The French electronics and telecoms group, with sales in 2000 of e31bn (£19bn), said it would outsource at least half of its manufacturing operations. In doing so, it is joining a growing trend among electronics firms that is stoking up a multi-billion pound outsourcing industry dominated by fast-growing multinational giants – some of which claim to be winning out from the telecoms downturn.
Alcatel will sell at least 50 of its 100 manufacturing sites to contract manufacturers by the end of 2002. Serge Tchuruk, chairman and chief executive officer of Alcatel, told a meeting of the Alcatel European Workers Council that the strategy is based on the company’s need to have flexible industrial sites and to be able to ‘anticipate and adapt to the current – and future – market-related manufacturing slowdowns and upturns’.
Tchuruk said the strategy would only apply to sites making ‘commodity’ products, and not those involved in technologies such as satellites and optical networking equipment.
‘Even in the case of standard products, Alcatel will outsource only part of the manufacturing activity, since we will retain plants for integration, especially to master the introduction of new products,’ he said.
The company, which has already sold around 150 of its factories since the early 1990s, will retain at least a dozen sites in Europe and the US, he added.
As part of this strategy, Alcatel this week announced a deal to outsource European manufacture of its mobile phones to Singapore-based Flextronics.

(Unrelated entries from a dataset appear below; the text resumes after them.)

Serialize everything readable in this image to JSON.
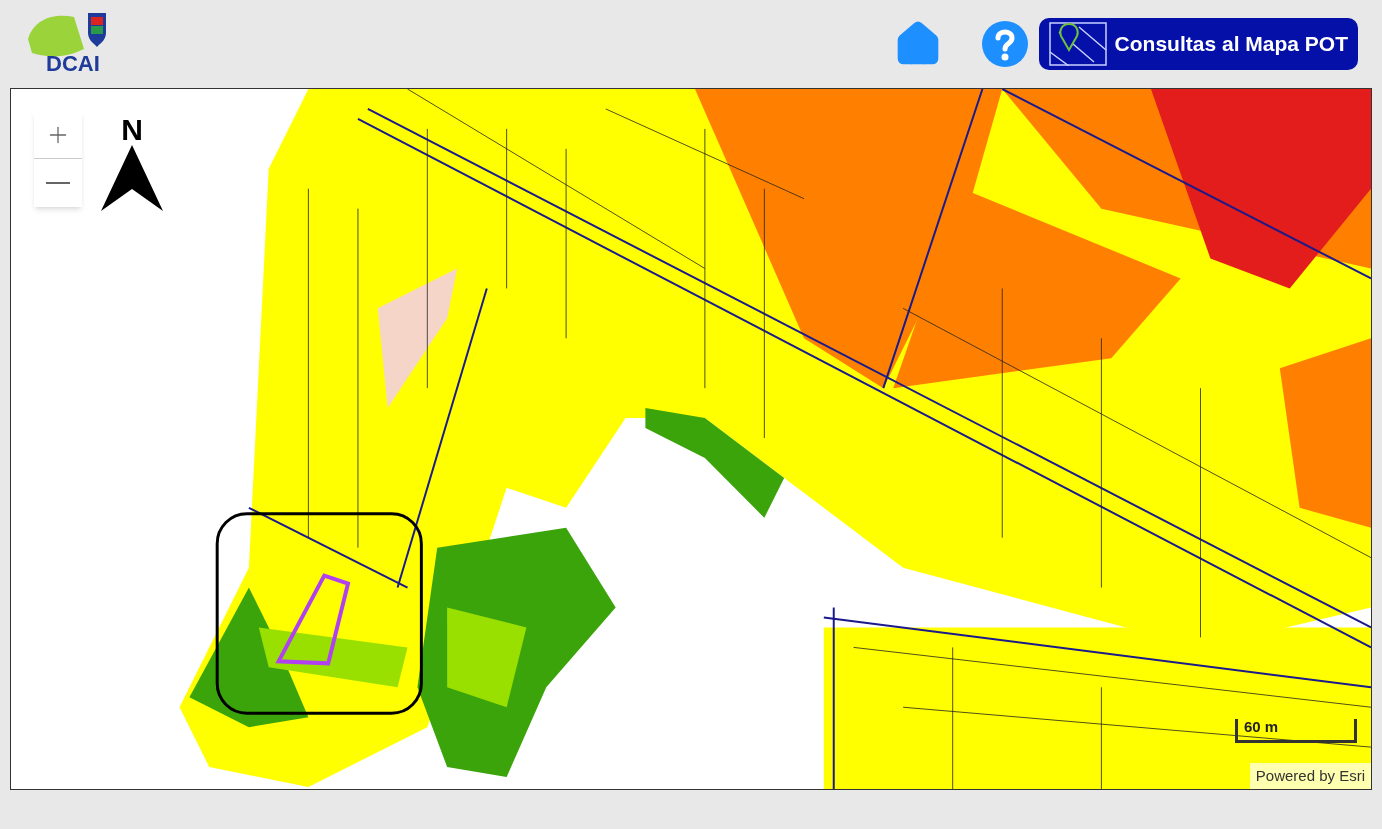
{
  "header": {
    "logo_text": "DCAI",
    "query_button": "Consultas al Mapa POT"
  },
  "map": {
    "north_label": "N",
    "scale_label": "60 m",
    "attribution": "Powered by Esri"
  }
}
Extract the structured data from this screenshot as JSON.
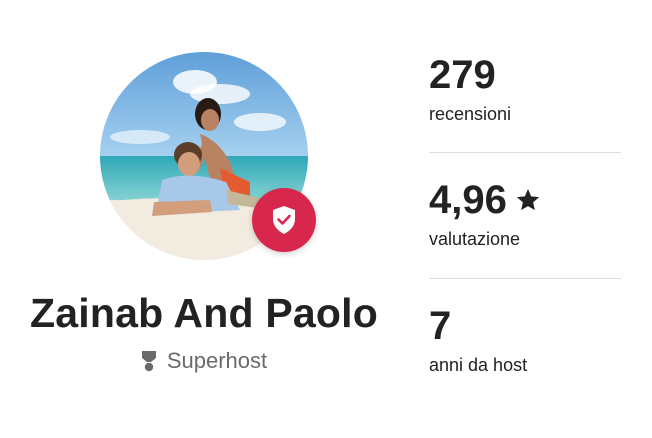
{
  "host": {
    "name": "Zainab And Paolo",
    "badge_label": "Superhost",
    "avatar_icon": "host-photo",
    "verified_icon": "shield-check-icon"
  },
  "stats": [
    {
      "value": "279",
      "label": "recensioni"
    },
    {
      "value": "4,96",
      "label": "valutazione",
      "icon": "star-icon"
    },
    {
      "value": "7",
      "label": "anni da host"
    }
  ],
  "colors": {
    "badge": "#d8274d",
    "text": "#222222",
    "muted": "#6a6a6a",
    "divider": "#dddddd"
  }
}
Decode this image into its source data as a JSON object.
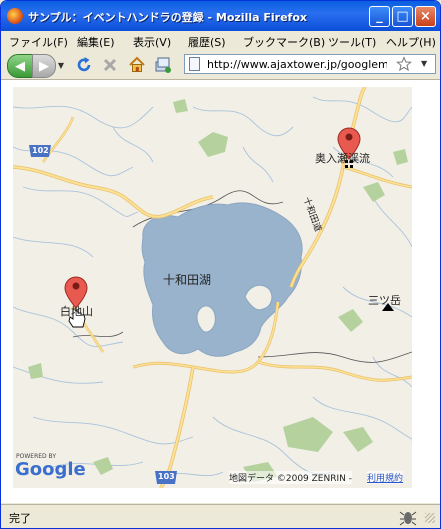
{
  "window": {
    "title": "サンプル：イベントハンドラの登録 - Mozilla Firefox"
  },
  "menu": {
    "items": [
      "ファイル(F)",
      "編集(E)",
      "表示(V)",
      "履歴(S)",
      "ブックマーク(B)",
      "ツール(T)",
      "ヘルプ(H)"
    ]
  },
  "nav": {
    "url": "http://www.ajaxtower.jp/googlemap"
  },
  "map": {
    "lake_label": "十和田湖",
    "markers": [
      {
        "label": "奥入瀬渓流"
      },
      {
        "label": "白地山"
      }
    ],
    "mountain_label": "三ツ岳",
    "road_label": "十和田道",
    "route_shields": [
      "102",
      "103"
    ],
    "powered_by": "POWERED BY",
    "logo": "Google",
    "copyright": "地図データ ©2009 ZENRIN -",
    "terms_link": "利用規約"
  },
  "status": {
    "text": "完了"
  },
  "colors": {
    "water": "#99b3cc",
    "land": "#f2efe6",
    "park": "#b5d29e",
    "road": "#fdd36a",
    "marker": "#e85a4f"
  }
}
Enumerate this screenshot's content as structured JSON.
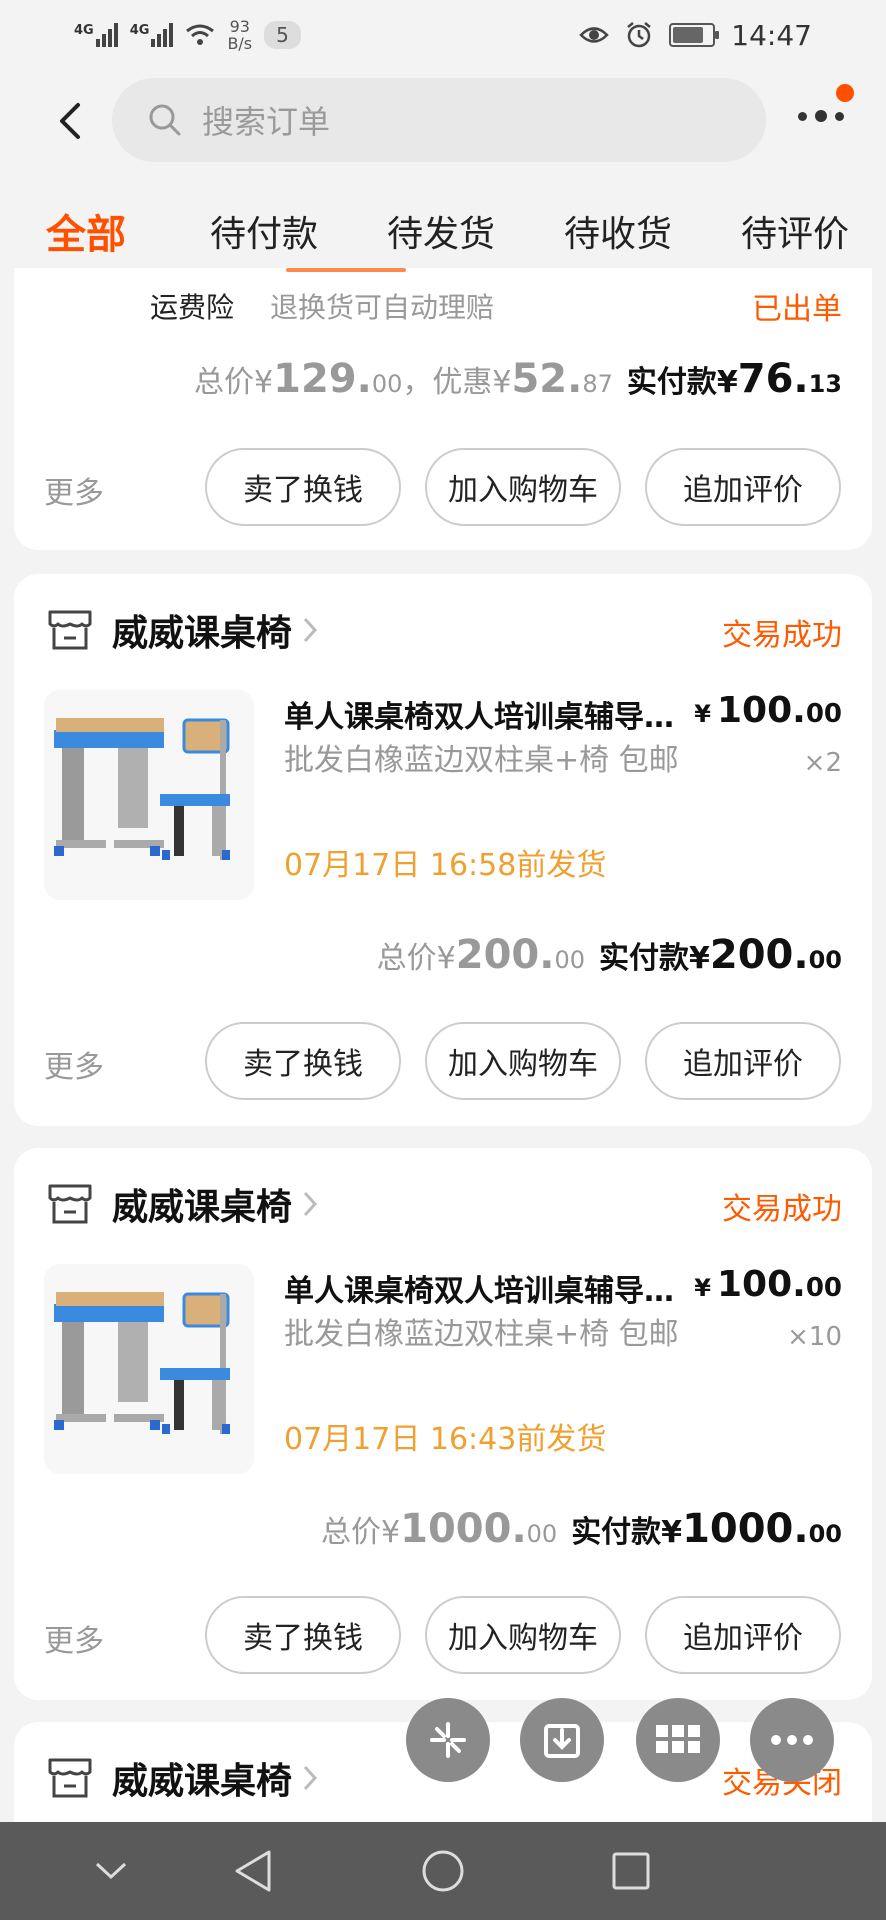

Under the agreement, effective from June 30, Flextronics acquired Alcatel’s Laval plant in France, and 830 employees were transferred to the contract manufacturer. Mobile phone production will now cease at Alcatel’s plant at Illkirch, France.
The company’s move is part of a trend which is helping to sustain a global market for electronics manufacturing services that is estimated to be worth $100bn-$130bn per year.
Typically, contract manufacturers buy sites and then expand them, allowing them to sell equipment both to their former owners and also to other firms. This helps them achieve much greater economies of scale, as they are able work on products for a number of customers. While less than 10% of all mobile phones were made by contract manufacturers in 2000, the proportion is set to rise to 27% by the end of this year, and could reach 68% by 2006, according to Neil Mawston, industry analyst at constultancy Strategy Analytics.
‘In the long term, the prospects for contract equipment manufacturers are looking very good. As demand slows, particularly in the handset market, margins are squeezed, putting pressure on companies to outsource as a good way of reducing costs,’ he said.
Contract manufacturers such as Celestica claimed recently that they will actually gain from the global slowdown as companies seek to slash their costs, though few believe they will come out of the downturn unscathed.
However, in the longer term, as consumers demand ever cheaper phones and consumer electronics, outsourcing looks set to grow even further.
‘It’s very difficult to manufacture handsets profitably. Margins are very thin, and it’s getting more difficult all the time, so outsourcing could be the way forward,’ Mawston said.
Alcatel is just one of a number of telecommunications firms that are outsourcing manufacturing operations. Ericsson has sold off much of its production to Flextronics, while Siemens outsources about 20% of its mobile phone manufacturing.
Telecommunications giants Cisco Systems and Lucent Technologies also contract out production work, and in January Marconi announced plans to outsource the majority of its communications equipment manufacturing to US firm Jabil Circuit for $390m.
Under the deal, believed to be worth $4bn over its three-year lifetime, Jabil Circuit agreed to take over five of Marconi’s manufacturing operations worldwide, including a plant at Coventry in the UK.